ROYAL ÉLÉPHANT DE SIAM

Prince-Formidable—ainsi était nommé le vieil éléphant, mon compagnon —couché non loin de moi sur la litière odorante, me contait un peu de sa vie, et m'enseignait mes devoirs de royal éléphant de Siam.

—Il y a plus de cent ans que je suis ici, disait-il; je suis très vieux et malade, malgré les singes blancs que vous voyez gambader là-haut dans les poutres. Ils sont là pour nous préserver des mauvaises influences et des maladies; cependant tous ceux qui étaient avec moi dans ce palais sont morts à quelques jours de distance d'un mal qu'ils prenaient l'un de l'autre, et moi, le plus vieux, je survis.

Voilà plusieurs années que je suis seul, et le désespoir était grand à la cour de ne plus posséder qu'un éléphant blanc et de ne pas en découvrir d'autres, malgré les battues continuelles que l'on faisait dans les forêts. On disait que de grands malheurs menaçaient le royaume et votre arrivée a dû être une fête pour tout le pays.

—Pourquoi donc nous considère-t-on avec tant de respect? demandai-je, qu'avons-nous d'extraordinaire? Parmi les éléphants, au contraire, on semble nous mépriser.

—J'ai cru comprendre que les hommes, lorsqu'ils meurent, se transforment en animaux; les plus nobles, en éléphants, et les rois, en éléphants blancs. Nous sommes donc d'anciens rois humains.... Cependant, je ne me souviens pas d'avoir été ni roi, ni homme.

—Moi non plus, dis-je, je ne me souviens de rien.

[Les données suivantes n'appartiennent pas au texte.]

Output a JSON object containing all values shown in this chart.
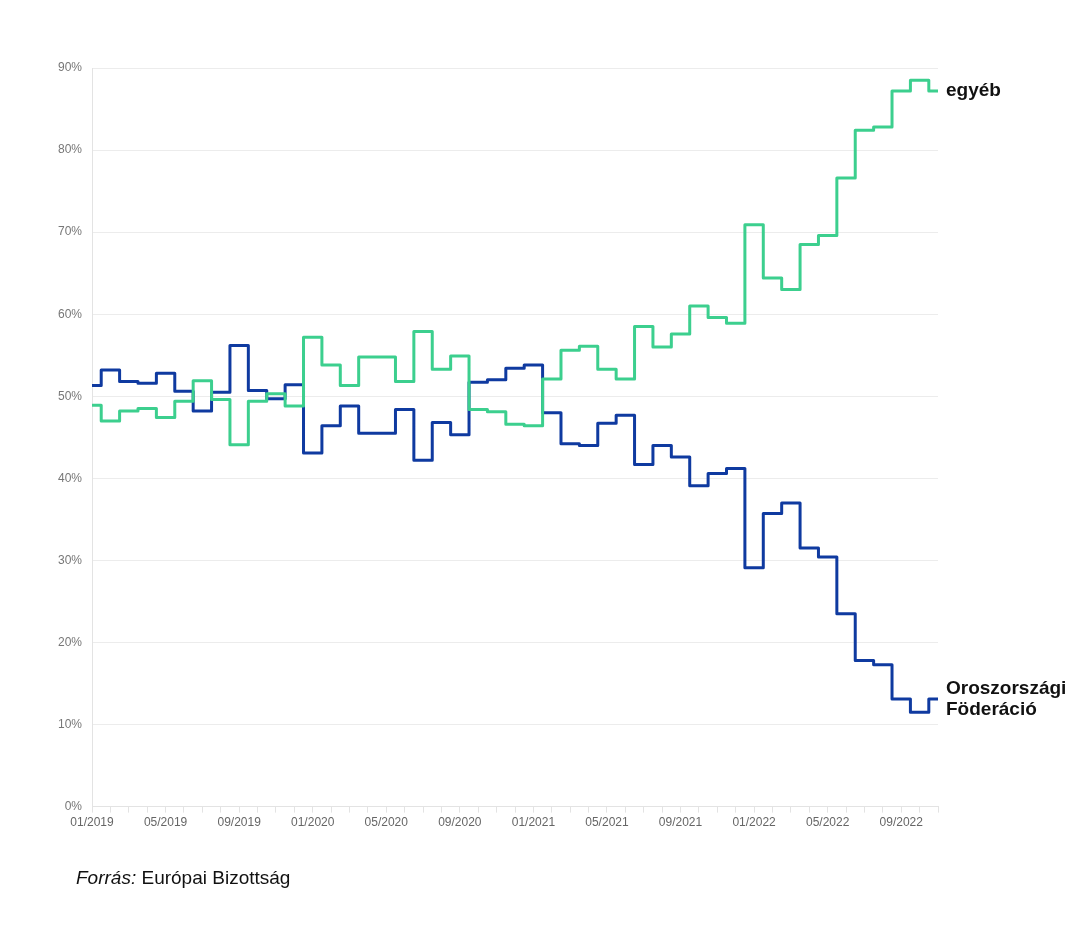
{
  "chart_data": {
    "type": "step",
    "categories": [
      "01/2019",
      null,
      null,
      null,
      "05/2019",
      null,
      null,
      null,
      "09/2019",
      null,
      null,
      null,
      "01/2020",
      null,
      null,
      null,
      "05/2020",
      null,
      null,
      null,
      "09/2020",
      null,
      null,
      null,
      "01/2021",
      null,
      null,
      null,
      "05/2021",
      null,
      null,
      null,
      "09/2021",
      null,
      null,
      null,
      "01/2022",
      null,
      null,
      null,
      "05/2022",
      null,
      null,
      null,
      "09/2022",
      null,
      null
    ],
    "series": [
      {
        "name": "egyéb",
        "color": "#3ccf8e",
        "values": [
          48.9,
          47.0,
          48.2,
          48.5,
          47.4,
          49.4,
          51.9,
          49.6,
          44.1,
          49.4,
          50.3,
          48.8,
          57.2,
          53.8,
          51.3,
          54.8,
          54.8,
          51.8,
          57.9,
          53.3,
          54.9,
          48.4,
          48.1,
          46.6,
          46.4,
          52.1,
          55.6,
          56.1,
          53.3,
          52.1,
          58.5,
          56.0,
          57.6,
          61.0,
          59.6,
          58.9,
          70.9,
          64.4,
          63.0,
          68.5,
          69.6,
          76.6,
          82.4,
          82.8,
          87.2,
          88.5,
          87.2
        ]
      },
      {
        "name": "Oroszországi Föderáció",
        "color": "#0f3aa0",
        "values": [
          51.3,
          53.2,
          51.8,
          51.6,
          52.8,
          50.6,
          48.2,
          50.5,
          56.2,
          50.7,
          49.7,
          51.4,
          43.1,
          46.4,
          48.8,
          45.5,
          45.5,
          48.4,
          42.2,
          46.8,
          45.3,
          51.7,
          52.0,
          53.4,
          53.8,
          48.0,
          44.2,
          44.0,
          46.7,
          47.7,
          41.7,
          44.0,
          42.6,
          39.1,
          40.6,
          41.2,
          29.1,
          35.7,
          37.0,
          31.5,
          30.4,
          23.5,
          17.8,
          17.3,
          13.1,
          11.5,
          13.1
        ]
      }
    ],
    "ylim": [
      0,
      90
    ],
    "yticks": [
      {
        "value": 0,
        "label": "0%"
      },
      {
        "value": 10,
        "label": "10%"
      },
      {
        "value": 20,
        "label": "20%"
      },
      {
        "value": 30,
        "label": "30%"
      },
      {
        "value": 40,
        "label": "40%"
      },
      {
        "value": 50,
        "label": "50%"
      },
      {
        "value": 60,
        "label": "60%"
      },
      {
        "value": 70,
        "label": "70%"
      },
      {
        "value": 80,
        "label": "80%"
      },
      {
        "value": 90,
        "label": "90%"
      }
    ],
    "grid": "y",
    "legend": false,
    "line_style": "solid",
    "marker": "none",
    "annotations": [
      "Forrás: Európai Bizottság"
    ]
  }
}
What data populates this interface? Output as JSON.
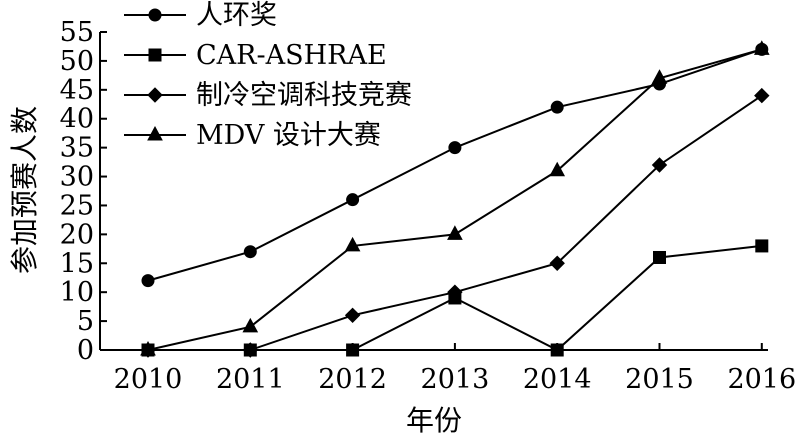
{
  "chart_data": {
    "type": "line",
    "title": "",
    "xlabel": "年份",
    "ylabel": "参加预赛人数",
    "categories": [
      "2010",
      "2011",
      "2012",
      "2013",
      "2014",
      "2015",
      "2016"
    ],
    "ylim": [
      0,
      55
    ],
    "yticks": [
      "0",
      "5",
      "10",
      "15",
      "20",
      "25",
      "30",
      "35",
      "40",
      "45",
      "50",
      "55"
    ],
    "grid": false,
    "legend_position": "top-left",
    "series": [
      {
        "name": "人环奖",
        "marker": "circle",
        "values": [
          12,
          17,
          26,
          35,
          42,
          46,
          52
        ]
      },
      {
        "name": "CAR-ASHRAE",
        "marker": "square",
        "values": [
          0,
          0,
          0,
          9,
          0,
          16,
          18
        ]
      },
      {
        "name": "制冷空调科技竞赛",
        "marker": "diamond",
        "values": [
          0,
          0,
          6,
          10,
          15,
          32,
          44
        ]
      },
      {
        "name": "MDV 设计大赛",
        "marker": "triangle",
        "values": [
          0,
          4,
          18,
          20,
          31,
          47,
          52
        ]
      }
    ]
  }
}
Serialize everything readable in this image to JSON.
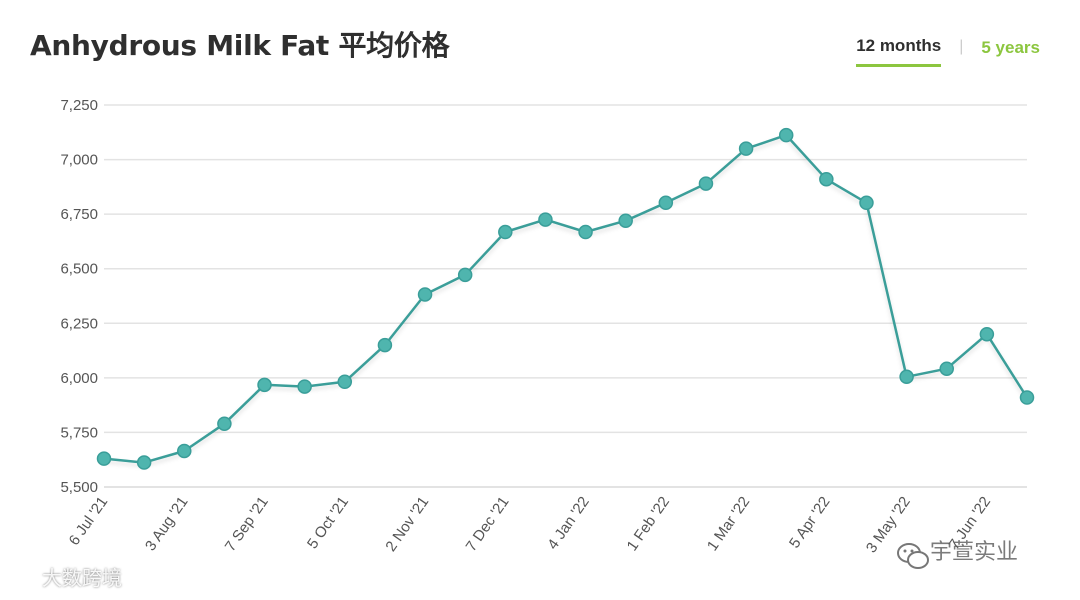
{
  "header": {
    "title": "Anhydrous Milk Fat 平均价格",
    "tabs": [
      {
        "label": "12 months",
        "active": true
      },
      {
        "label": "5 years",
        "active": false
      }
    ]
  },
  "watermarks": {
    "left": "大数跨境",
    "right": "宇萱实业"
  },
  "colors": {
    "line": "#3a9e99",
    "marker": "#4fb5ae",
    "grid": "#e3e3e3",
    "accent": "#8cc63f"
  },
  "chart_data": {
    "type": "line",
    "title": "Anhydrous Milk Fat 平均价格",
    "xlabel": "",
    "ylabel": "",
    "ylim": [
      5500,
      7250
    ],
    "yticks": [
      5500,
      5750,
      6000,
      6250,
      6500,
      6750,
      7000,
      7250
    ],
    "ytick_labels": [
      "5,500",
      "5,750",
      "6,000",
      "6,250",
      "6,500",
      "6,750",
      "7,000",
      "7,250"
    ],
    "xtick_labels": [
      "6 Jul '21",
      "3 Aug '21",
      "7 Sep '21",
      "5 Oct '21",
      "2 Nov '21",
      "7 Dec '21",
      "4 Jan '22",
      "1 Feb '22",
      "1 Mar '22",
      "5 Apr '22",
      "3 May '22",
      "7 Jun '22"
    ],
    "grid": true,
    "legend": "none",
    "series": [
      {
        "values": [
          5630,
          5612,
          5665,
          5790,
          5968,
          5960,
          5982,
          6150,
          6382,
          6472,
          6668,
          6725,
          6668,
          6720,
          6802,
          6890,
          7050,
          7112,
          6910,
          6802,
          6005,
          6042,
          6200,
          5910
        ]
      }
    ]
  }
}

Mais alors, ce serait donc par jalousie que les éléphants gris nous ont en aversion?

—Pas du tout, dit Prince-Formidable, ceux qui n'ont pas approché les hommes sont de vraies bêtes et ne savent rien. Ils croient que la couleur de notre peau vient d'une maladie et ils nous tiennent pour inférieurs à eux, tandis que cette particularité est au contraire un signe de royauté; vous voyez que ce sont de vraies brutes.